"Juntos de la mano, se les ve por el jardín//no puede haber nadie en este mundo tan feliz"
Estuve en el segundo concierto de Víctor Manuel. Apoteósico. Hube antes de adquirir una silla de ruedas, pues la antigua que me facilitó la Seguridad Social me la robaron, como el carro del Escobar. Mucho me prestó el ambientazo y, además de la presencia en escena de los invitados foráneos, valoré muy alto que nuestro artista, mierense por antonomasia, hubiera subido a Hevia con su gaita, que suena a cielo, y a Chus Pedro, cuyo programa de la TPA es de lo más animado. Curioso del cambio de época que una de las canciones que escuché a Víctor Manuel, en el avilesino Suárez Puerta, hace años con los mecheros encendidos en medio de la penumbra, resultó que ahora las luces rítmicas participativas provenían de multitud de teléfonos móviles.

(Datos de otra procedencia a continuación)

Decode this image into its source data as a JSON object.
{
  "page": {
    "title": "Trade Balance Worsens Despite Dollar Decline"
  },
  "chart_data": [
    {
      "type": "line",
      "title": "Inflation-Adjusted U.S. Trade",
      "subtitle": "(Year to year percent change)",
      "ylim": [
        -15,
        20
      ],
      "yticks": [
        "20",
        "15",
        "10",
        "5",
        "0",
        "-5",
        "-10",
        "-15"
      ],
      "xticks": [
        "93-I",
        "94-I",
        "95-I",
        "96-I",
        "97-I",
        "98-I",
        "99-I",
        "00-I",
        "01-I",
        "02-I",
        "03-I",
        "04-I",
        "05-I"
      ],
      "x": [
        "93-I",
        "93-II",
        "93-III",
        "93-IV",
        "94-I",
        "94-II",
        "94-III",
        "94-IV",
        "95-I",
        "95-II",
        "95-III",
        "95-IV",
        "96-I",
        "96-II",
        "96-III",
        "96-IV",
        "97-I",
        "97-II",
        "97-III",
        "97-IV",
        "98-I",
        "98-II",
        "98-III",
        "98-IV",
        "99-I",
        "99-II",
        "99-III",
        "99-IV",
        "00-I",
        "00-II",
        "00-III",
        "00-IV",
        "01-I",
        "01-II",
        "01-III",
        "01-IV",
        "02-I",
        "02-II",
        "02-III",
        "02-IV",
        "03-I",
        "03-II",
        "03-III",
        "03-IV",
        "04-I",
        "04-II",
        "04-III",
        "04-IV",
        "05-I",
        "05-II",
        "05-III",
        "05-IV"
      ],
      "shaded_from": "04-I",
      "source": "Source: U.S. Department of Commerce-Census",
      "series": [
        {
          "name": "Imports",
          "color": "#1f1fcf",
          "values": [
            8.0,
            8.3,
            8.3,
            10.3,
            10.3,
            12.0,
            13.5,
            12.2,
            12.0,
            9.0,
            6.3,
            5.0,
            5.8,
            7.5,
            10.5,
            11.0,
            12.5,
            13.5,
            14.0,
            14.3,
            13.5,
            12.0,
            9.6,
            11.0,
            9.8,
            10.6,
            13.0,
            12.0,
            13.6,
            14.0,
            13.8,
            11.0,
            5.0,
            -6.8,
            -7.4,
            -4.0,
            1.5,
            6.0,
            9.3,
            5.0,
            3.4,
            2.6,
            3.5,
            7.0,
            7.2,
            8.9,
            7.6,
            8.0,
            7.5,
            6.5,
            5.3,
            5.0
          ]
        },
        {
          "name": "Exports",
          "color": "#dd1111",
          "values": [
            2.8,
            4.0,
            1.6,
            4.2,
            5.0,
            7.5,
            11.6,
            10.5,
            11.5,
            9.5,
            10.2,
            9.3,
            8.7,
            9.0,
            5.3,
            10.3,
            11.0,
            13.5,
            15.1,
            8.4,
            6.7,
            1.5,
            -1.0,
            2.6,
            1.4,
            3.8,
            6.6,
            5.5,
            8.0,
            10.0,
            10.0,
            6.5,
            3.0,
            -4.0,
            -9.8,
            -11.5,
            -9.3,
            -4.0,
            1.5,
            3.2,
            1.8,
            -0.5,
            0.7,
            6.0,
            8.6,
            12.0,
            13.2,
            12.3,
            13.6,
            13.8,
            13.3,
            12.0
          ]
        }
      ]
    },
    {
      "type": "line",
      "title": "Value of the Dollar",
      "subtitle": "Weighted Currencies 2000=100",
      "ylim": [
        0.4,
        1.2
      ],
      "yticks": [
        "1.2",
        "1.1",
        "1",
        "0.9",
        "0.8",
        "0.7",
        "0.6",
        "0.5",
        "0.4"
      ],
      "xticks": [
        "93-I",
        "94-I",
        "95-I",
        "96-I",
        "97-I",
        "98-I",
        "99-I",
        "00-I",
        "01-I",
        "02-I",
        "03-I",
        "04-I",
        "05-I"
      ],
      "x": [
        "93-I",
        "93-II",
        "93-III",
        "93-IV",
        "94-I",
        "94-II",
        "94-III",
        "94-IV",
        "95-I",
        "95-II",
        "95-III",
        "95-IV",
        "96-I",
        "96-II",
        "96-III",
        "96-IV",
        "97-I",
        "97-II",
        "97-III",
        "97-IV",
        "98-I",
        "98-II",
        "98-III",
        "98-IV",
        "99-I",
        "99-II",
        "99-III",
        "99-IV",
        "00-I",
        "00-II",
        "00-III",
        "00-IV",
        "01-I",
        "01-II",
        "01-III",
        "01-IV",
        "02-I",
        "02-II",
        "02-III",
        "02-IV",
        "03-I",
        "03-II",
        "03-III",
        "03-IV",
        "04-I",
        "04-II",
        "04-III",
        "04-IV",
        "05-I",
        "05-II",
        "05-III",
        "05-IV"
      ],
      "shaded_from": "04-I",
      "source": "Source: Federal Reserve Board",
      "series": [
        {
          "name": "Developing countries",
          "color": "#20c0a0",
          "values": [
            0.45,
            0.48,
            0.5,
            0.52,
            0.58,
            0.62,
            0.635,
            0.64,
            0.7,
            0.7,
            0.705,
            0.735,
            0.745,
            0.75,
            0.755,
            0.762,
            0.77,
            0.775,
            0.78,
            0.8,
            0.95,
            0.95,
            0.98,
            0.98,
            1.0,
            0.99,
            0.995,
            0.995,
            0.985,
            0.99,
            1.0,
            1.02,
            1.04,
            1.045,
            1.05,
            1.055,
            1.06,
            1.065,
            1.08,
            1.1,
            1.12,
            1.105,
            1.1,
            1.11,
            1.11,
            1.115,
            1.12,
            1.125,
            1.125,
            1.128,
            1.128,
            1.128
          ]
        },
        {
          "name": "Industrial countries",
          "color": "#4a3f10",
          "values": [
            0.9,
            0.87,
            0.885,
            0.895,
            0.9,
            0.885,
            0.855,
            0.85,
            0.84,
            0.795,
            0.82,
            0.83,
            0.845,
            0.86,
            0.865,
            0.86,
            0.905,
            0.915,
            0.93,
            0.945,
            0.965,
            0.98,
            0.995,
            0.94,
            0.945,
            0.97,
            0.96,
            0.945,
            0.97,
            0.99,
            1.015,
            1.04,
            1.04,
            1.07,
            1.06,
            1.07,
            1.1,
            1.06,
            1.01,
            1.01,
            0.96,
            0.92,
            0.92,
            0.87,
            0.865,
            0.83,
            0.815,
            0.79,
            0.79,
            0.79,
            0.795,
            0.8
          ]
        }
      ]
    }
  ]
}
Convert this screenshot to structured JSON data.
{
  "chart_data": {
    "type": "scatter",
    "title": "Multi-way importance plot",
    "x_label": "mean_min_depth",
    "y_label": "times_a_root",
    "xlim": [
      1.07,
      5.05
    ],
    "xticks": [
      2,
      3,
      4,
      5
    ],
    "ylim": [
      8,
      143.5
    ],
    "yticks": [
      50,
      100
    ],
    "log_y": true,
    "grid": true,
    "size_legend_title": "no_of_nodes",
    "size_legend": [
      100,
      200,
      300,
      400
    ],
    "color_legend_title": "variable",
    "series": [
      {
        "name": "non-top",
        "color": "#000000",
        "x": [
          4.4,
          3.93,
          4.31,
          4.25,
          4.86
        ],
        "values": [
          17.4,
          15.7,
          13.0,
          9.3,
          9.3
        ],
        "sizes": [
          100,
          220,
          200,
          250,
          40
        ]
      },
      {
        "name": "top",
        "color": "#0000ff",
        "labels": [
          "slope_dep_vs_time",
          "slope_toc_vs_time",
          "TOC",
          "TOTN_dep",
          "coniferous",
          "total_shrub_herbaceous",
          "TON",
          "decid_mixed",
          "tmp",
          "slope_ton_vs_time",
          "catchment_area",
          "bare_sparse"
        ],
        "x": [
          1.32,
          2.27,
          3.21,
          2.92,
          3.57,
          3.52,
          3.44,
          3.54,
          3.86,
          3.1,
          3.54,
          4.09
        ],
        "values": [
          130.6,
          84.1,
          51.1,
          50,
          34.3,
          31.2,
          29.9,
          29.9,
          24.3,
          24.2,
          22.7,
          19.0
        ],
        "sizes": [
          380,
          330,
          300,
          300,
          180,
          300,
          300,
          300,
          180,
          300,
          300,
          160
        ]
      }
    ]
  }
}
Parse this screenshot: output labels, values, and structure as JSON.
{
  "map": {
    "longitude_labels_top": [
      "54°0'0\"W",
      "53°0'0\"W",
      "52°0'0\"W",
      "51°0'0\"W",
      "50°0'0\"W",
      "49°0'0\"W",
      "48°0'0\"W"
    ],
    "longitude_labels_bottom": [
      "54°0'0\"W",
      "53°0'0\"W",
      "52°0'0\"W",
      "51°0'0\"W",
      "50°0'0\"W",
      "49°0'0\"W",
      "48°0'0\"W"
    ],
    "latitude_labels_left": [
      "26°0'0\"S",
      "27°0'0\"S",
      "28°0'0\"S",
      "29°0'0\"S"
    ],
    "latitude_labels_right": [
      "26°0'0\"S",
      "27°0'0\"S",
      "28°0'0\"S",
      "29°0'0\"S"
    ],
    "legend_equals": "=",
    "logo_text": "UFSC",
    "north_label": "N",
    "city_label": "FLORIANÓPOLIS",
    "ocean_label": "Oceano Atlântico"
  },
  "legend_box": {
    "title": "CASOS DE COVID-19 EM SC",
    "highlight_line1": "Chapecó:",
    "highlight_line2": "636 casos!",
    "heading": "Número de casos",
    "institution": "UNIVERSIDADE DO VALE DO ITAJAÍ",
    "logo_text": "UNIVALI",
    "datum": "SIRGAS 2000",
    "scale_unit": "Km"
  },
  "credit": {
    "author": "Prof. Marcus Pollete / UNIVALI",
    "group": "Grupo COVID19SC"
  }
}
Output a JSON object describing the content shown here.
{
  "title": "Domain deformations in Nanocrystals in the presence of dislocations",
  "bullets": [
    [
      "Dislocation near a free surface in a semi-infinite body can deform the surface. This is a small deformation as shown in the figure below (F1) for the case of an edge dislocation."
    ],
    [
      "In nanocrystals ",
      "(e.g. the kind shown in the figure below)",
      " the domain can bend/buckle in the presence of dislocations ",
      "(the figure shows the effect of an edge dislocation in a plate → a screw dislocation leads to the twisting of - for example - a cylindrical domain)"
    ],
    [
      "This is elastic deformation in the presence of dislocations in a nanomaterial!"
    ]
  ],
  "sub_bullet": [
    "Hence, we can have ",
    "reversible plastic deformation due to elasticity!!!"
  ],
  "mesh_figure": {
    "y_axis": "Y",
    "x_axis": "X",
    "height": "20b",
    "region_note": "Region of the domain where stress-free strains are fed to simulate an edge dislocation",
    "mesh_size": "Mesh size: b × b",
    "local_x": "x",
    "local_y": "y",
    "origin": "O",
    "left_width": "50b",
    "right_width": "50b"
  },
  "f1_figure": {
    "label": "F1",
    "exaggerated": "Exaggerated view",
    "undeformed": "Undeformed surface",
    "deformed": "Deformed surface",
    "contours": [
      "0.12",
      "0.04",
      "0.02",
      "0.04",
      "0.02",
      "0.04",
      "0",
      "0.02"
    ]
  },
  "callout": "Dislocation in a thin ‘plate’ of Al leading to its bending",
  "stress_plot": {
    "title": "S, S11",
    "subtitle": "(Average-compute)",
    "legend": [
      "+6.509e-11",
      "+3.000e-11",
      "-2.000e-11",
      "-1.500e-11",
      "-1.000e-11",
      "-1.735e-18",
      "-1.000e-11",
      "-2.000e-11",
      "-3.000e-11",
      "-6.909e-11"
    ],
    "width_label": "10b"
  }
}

Al término, pese a los minutos de espera, siguiendo los sabios consejos de Protección Civil, había cola muy copiosa para tomar taxi, agravada por el yerro municipal de imponer al transporte público un intrincado recorrido. Como evito colarme, mis hermanos, mi mujer y yo nos decidimos a pechar con la subida cuesta de la Ería, bordeando el Tartiere. Fue bastante duro para los míos que empujaban mi silla y para mí que ayudaba algo con mi pierna derecha sana. Como somos sesentones, nos deteníamos cada poco a neutralizar el resuello, hasta que inopinadamente un muchacho que subía, abrazado a su novia, se puso a empujarme hacia arriba con una fuerza benéfica providencial. Durante el trayecto, en el que no hablábamos mucho para cansar menos, me dijo que su padre también usaba silla, averiadas ambas piernas, y que él era músico, amigo del "batería"que había actuado con Víctor. Al llegar a Alejandro Casona, mi hermano le dio las gracias y se dispuso a relevarle, pero no hubo manera, dijo que él seguía empujando. Ya en Fuertes Acevedo para nuestro grupo era fácil continuar cuesta abajo y, aunque el solidario joven nos quería seguir ayudando, le convencí de que nos dejara y recuperara a su novia ya muy atrás. En ese momento y para darle la mano, agradecido, me quité mi sombrero "Panamá", que siguiendo una práctica de mi abuelo me protege también del relente nocturno; resulta que sólo entonces el chaval me reconoció y me abrazó entre sollozos y besos pues, dijo, su padre, "Ángel, El Roxín, del servicio de aguas municipal", le había hablado mucho de mí. Tuve a mi vez una emoción indescriptible, como mi mujer y hermanos, que motivó luego la reflexión de cuánta gente generosa y de buena fe me he topado en la vida, en la que coexisten con canallas, especuladores y gentes que ponen zancadillas, y hasta guerras, por doquier.No sé nada más de este Roxín Jr. pero estoy seguro de que su ejemplar buen corazón debería latir predominantemente en este mundo injusto de hogaño.